Every drop of oil that is produced through each of the machines is sent through pipes into a large storage tank that collects all the oil. Through a pipe that leads out from the tank this oil is pumped through to an intricate filter with a long line of taps that sends little streams of clear golden coconut oil, now filtered and clear, into a deep tray, which leads to yet another tank. Finally, large pipes lead the final, ready to use coconut oil into more storage tanks outside. As we walked out of the mill, one of the workers was pouring oil onto a large barrel tied to the back of a motor-cycle, which would be taking the oil out into the market to be sold.

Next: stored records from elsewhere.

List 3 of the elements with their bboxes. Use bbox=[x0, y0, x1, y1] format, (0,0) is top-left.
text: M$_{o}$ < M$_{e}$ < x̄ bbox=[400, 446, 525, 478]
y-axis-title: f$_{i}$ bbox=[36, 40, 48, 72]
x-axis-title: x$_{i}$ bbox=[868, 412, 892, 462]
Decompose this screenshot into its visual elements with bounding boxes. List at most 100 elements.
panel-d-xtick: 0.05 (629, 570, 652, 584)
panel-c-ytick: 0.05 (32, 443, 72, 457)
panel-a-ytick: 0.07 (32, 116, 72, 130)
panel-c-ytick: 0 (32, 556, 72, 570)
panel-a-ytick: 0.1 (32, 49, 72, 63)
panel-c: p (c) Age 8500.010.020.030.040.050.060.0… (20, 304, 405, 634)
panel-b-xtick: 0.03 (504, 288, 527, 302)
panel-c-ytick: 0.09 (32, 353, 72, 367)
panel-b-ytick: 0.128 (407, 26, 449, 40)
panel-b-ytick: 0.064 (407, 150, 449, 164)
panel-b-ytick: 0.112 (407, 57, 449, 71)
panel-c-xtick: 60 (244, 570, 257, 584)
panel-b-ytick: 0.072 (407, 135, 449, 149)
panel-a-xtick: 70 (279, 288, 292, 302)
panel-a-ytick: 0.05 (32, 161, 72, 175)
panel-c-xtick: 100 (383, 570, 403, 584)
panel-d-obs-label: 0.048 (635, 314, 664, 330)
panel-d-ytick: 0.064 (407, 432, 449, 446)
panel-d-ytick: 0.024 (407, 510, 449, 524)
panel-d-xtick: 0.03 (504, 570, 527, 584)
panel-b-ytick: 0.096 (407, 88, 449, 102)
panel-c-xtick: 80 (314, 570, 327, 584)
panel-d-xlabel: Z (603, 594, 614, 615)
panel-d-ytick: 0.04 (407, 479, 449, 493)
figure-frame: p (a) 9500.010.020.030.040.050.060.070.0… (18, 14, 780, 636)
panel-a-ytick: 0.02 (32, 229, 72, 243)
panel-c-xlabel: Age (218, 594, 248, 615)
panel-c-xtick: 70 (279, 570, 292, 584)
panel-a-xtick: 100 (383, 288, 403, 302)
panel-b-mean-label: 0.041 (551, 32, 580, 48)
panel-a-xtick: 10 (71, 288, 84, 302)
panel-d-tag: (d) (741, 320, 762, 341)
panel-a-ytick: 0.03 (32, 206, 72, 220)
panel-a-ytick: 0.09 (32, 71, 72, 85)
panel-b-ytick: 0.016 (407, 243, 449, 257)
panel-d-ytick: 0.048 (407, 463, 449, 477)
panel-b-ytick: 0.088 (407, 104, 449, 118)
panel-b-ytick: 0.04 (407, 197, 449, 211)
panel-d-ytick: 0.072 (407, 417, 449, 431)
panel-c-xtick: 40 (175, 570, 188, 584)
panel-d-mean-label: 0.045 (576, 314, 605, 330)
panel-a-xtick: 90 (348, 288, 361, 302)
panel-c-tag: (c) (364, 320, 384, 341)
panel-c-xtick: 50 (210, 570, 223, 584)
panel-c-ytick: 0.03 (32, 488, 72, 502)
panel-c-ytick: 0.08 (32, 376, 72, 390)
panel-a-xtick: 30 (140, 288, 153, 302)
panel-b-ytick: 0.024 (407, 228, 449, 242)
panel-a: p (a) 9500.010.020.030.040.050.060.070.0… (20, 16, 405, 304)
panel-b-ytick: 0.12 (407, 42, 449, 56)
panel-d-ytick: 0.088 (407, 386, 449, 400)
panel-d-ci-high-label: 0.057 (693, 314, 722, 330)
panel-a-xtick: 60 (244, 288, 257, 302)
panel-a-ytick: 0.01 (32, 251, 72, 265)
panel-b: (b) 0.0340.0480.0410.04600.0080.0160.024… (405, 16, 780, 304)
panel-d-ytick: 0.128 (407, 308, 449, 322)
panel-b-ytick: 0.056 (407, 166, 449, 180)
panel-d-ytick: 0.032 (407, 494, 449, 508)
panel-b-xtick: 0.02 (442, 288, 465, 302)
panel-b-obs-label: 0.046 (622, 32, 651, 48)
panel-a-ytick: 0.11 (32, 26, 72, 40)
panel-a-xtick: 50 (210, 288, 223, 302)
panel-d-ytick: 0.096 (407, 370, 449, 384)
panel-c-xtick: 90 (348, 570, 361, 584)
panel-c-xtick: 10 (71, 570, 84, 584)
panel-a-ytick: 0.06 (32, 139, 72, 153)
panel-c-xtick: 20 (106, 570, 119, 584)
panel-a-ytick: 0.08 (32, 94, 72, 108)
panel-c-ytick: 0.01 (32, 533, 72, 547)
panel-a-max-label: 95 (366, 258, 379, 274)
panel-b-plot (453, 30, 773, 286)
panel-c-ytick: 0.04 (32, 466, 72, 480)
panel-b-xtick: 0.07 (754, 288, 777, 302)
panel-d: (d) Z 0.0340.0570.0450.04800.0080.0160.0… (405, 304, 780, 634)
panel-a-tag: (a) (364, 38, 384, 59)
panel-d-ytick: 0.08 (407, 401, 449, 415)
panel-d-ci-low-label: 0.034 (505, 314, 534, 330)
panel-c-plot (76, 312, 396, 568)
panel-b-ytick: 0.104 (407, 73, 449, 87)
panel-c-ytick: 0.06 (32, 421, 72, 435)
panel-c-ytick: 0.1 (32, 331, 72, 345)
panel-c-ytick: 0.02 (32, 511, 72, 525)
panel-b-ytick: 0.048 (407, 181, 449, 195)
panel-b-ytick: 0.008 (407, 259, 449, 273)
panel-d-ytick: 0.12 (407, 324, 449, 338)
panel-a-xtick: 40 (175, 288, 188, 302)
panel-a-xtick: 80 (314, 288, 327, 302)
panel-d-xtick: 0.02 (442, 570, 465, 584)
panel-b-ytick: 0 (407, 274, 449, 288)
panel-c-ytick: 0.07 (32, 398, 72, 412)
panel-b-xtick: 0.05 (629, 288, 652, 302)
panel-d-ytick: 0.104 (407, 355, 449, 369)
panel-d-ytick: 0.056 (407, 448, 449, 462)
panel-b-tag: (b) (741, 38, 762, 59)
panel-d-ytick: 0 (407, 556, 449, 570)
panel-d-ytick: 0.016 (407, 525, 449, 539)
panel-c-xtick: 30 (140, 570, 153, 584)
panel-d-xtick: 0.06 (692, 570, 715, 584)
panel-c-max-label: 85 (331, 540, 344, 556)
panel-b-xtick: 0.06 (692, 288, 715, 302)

Among the many products of the ‘Tree of Life’ – the tropical coconut palm-oil plays a significant role in the everyday lives of most Sri Lankans. Even though it was once considered unhealthy due to the high content of saturated fat, it is now believed that this fat is unique and different from any other, constituting a range of health giving properties. “Coconut oil is very good for you; dab some oil on your head when you have a headache, it will disappear in a second”, said the smiling mill owner who soon joined us, confirming my thoughts on its benefits, reminding me that we not only use it in the preparation of food but also as an antiseptic against insect bites, as hair oil and in the making of certain indigenous medicine and a line of other religious and cultural practices making coconut oil a must-have in every Sri Lankan home.